96 acordos assinados, voos planeados: o que vem a seguir para Hong Kong e Ásia Central?

O líder de Hong Kong, John Lee Ka-chiu, encerrou a sua visita à Ásia Central depois de se reunir com líderes de alto nível e selar quase 100 acordos de parceria destinados a abrir a “grande porta” para as empresas locais e da China continental.
Embora o relançamento dos voos directos para a região tenha sido considerado uma grande vitória da viagem, os observadores observaram que os verdadeiros desafios se avizinham, uma vez que as autoridades e diferentes partes devem tomar as medidas de acompanhamento necessárias para concretizar os ganhos.
As autoridades e empresas locais assinaram 96 acordos e memorandos de entendimento (MOU) com os seus homólogos da Ásia Central, selando 61 no Cazaquistão e 35 no Uzbequistão. Os acordos abrangeram setores como finanças, inovação, comércio e mídia.
O banco de investimento China International Capital Corporation emergiu como um interveniente-chave, assinando pelo menos seis acordos.

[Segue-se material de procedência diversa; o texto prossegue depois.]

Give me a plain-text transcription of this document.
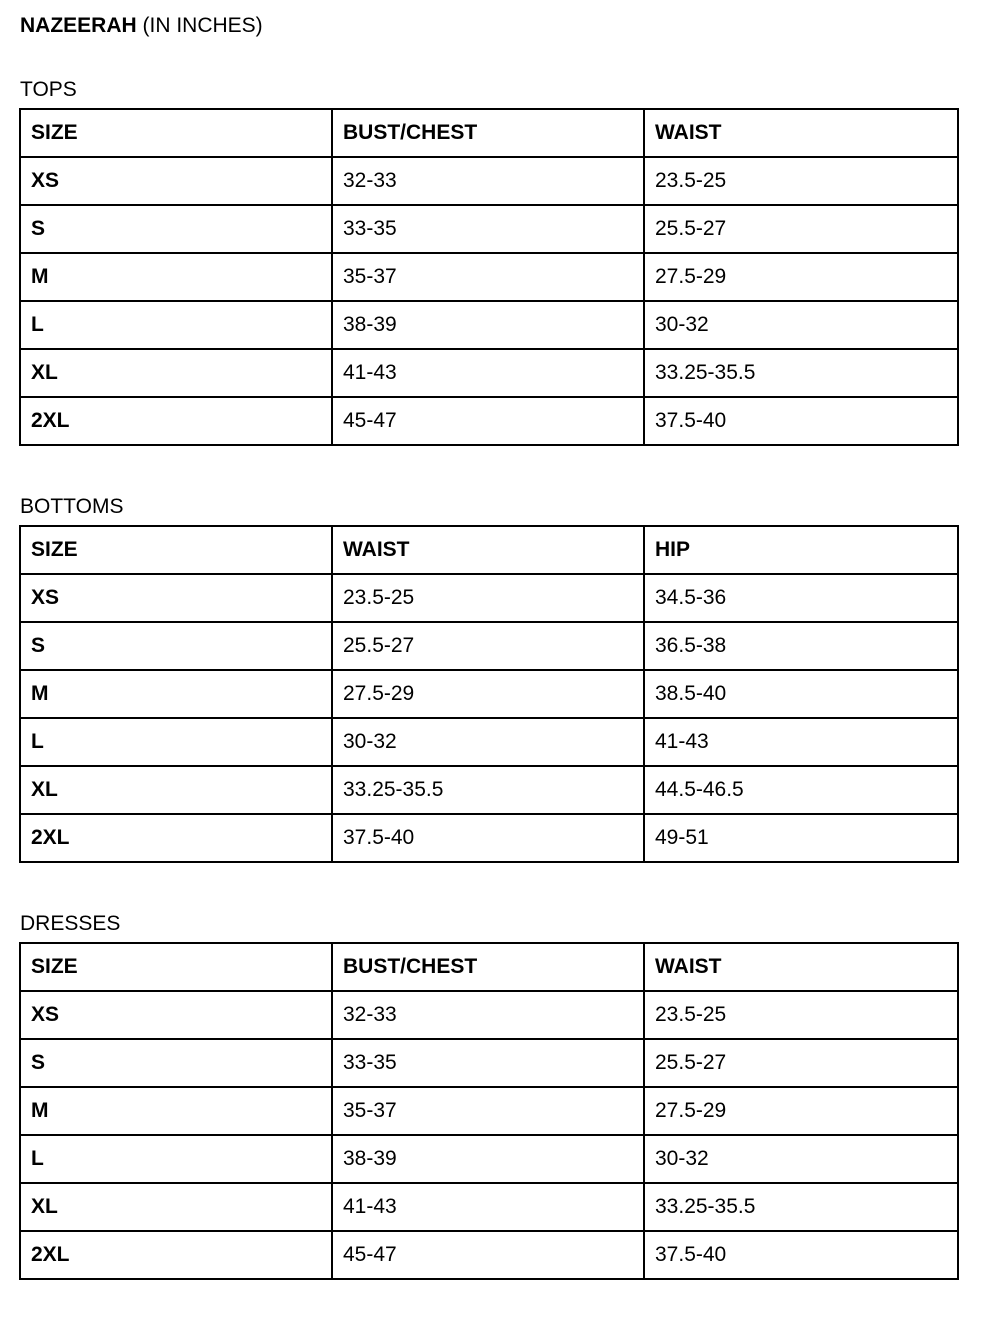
NAZEERAH (IN INCHES)
TOPS
SIZE	BUST/CHEST	WAIST
XS	32-33	23.5-25
S	33-35	25.5-27
M	35-37	27.5-29
L	38-39	30-32
XL	41-43	33.25-35.5
2XL	45-47	37.5-40
BOTTOMS
SIZE	WAIST	HIP
XS	23.5-25	34.5-36
S	25.5-27	36.5-38
M	27.5-29	38.5-40
L	30-32	41-43
XL	33.25-35.5	44.5-46.5
2XL	37.5-40	49-51
DRESSES
SIZE	BUST/CHEST	WAIST
XS	32-33	23.5-25
S	33-35	25.5-27
M	35-37	27.5-29
L	38-39	30-32
XL	41-43	33.25-35.5
2XL	45-47	37.5-40
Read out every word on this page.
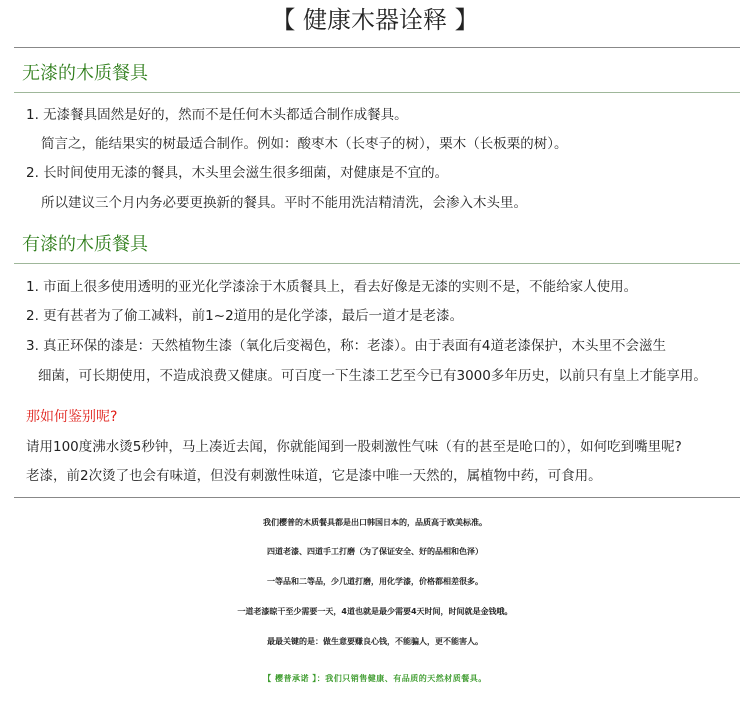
【 健康木器诠释 】
无漆的木质餐具
1. 无漆餐具固然是好的，然而不是任何木头都适合制作成餐具。
简言之，能结果实的树最适合制作。例如：酸枣木（长枣子的树），栗木（长板栗的树）。
2. 长时间使用无漆的餐具，木头里会滋生很多细菌，对健康是不宜的。
所以建议三个月内务必要更换新的餐具。平时不能用洗洁精清洗，会渗入木头里。
有漆的木质餐具
1. 市面上很多使用透明的亚光化学漆涂于木质餐具上，看去好像是无漆的实则不是，不能给家人使用。
2. 更有甚者为了偷工减料，前1~2道用的是化学漆，最后一道才是老漆。
3. 真正环保的漆是：天然植物生漆（氧化后变褐色，称：老漆）。由于表面有4道老漆保护，木头里不会滋生
细菌，可长期使用，不造成浪费又健康。可百度一下生漆工艺至今已有3000多年历史，以前只有皇上才能享用。
那如何鉴别呢?
请用100度沸水烫5秒钟，马上凑近去闻，你就能闻到一股刺激性气味（有的甚至是呛口的），如何吃到嘴里呢?
老漆，前2次烫了也会有味道，但没有刺激性味道，它是漆中唯一天然的，属植物中药，可食用。
我们樱普的木质餐具都是出口韩国日本的，品质高于欧美标准。
四道老漆、四道手工打磨（为了保证安全、好的品相和色泽）
一等品和二等品，少几道打磨，用化学漆，价格都相差很多。
一道老漆晾干至少需要一天，4道也就是最少需要4天时间，时间就是金钱哦。
最最关键的是：做生意要赚良心钱，不能骗人，更不能害人。
【 樱普承诺 】：我们只销售健康、有品质的天然材质餐具。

Isso incluiu um com o fundo soberano do Cazaquistão, Samruk-Kazyna, que visa aproveitar a experiência financeira de Hong Kong para facilitar a privatização das empresas estatais do país e das principais indústrias nacionais.
Em meio à tendência, a empresa ferroviária estatal do Cazaquistão Temir Zholy (KTZ) já havia decidido ser listada em Hong Kong, de acordo com o Conselho de Desenvolvimento Comercial Frederick Ma Si-hang. A KTZ está entre as empresas cazaques que participarão de um roadshow em Hong Kong para atrair investidores no final deste mês.